For businesses to respond to unforeseen disruptions, operational agility must exist.
But what does it mean to be an agile organization? Operational agility must be part of a company’s culture, woven through its leadership, operations, and teams. It is a capability and expertise where individuals and teams all over the organization understand how to quickly plan for and quickly respond to an unforeseen event, even if it means acting differently from their day-to-day responsibilities.
As we dove deeper into the topic, it was clear that each of these executives related to working at companies, past and present, that contained few people who can act under these circumstances. Why? Because the core business will focus on operating within the design and constraints of the current way the business runs. And as such, few companies train their teams and prepare them to operate in uncertain times.
Nearly every executive in the room could relate to the Legacy Challenge involving a lack of agility. Stephen Borengasser, SVP of practitioner enablement at Three Five Two shared a personal experience from a former role where his team needed to operationalize manufacturing a new CPG product. The company had invested approximately $200M in R&D. The product was also tested in customer research, and enough evidence existed to support a premium price point. With a production plan in place, a massive shipment was sold to a major retailer.
The team met production timelines and shipped the product to shelves on time. Despite the investment in R&D and consumer testing and research that demonstrated customer preference for the product’s premium features, customers wouldn’t pay the premium price for the product when given the choice. The result was a massive revenue loss for the company, catching leadership completely unprepared.

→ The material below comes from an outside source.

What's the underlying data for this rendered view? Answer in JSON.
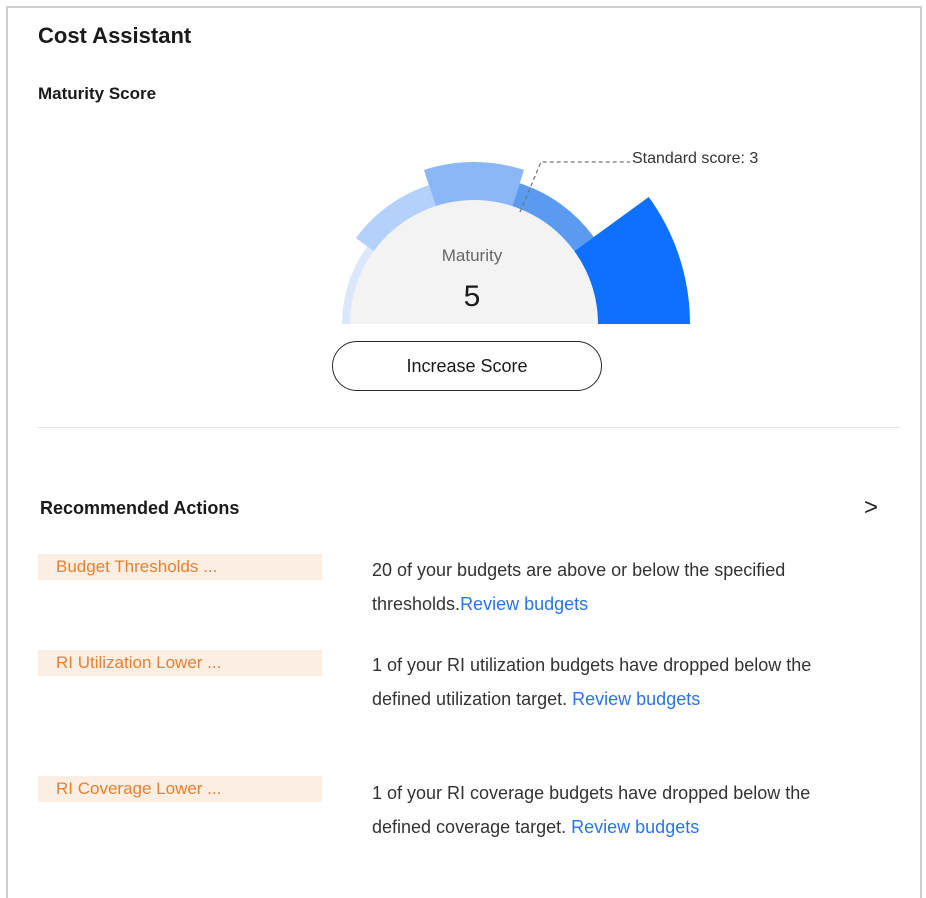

“There are a lot of things that have to be in place to be good at bringing new things to market. Where it starts is, there has to be some level of an experimental mindset.”Stephen Borengasser
SVP of practitioner enablement @ Three Five Two
Stephen continued, “Companies must be willing to put things in market quickly and learn in market versus spending a lot of time talking about what might happen in the planning phase, or spending a lot of time in the development phase without market feedback. If that experimental mindset isn’t there, it becomes very difficult to do everything else you need for it to be successful.”
A Path Ahead
The in-depth dialogue at the Executive Huddle on The Legacy Challenge highlighted how important it is to act fast during times of disruption. Stories from attendees revealed how data, when used effectively, can help drive decision-making and successfully spur change. Additionally, empathy should be at the center of any strategic plans. All in all, leaders can create their own personal toolkit to quickly face changes head-on and ultimately lead with confidence.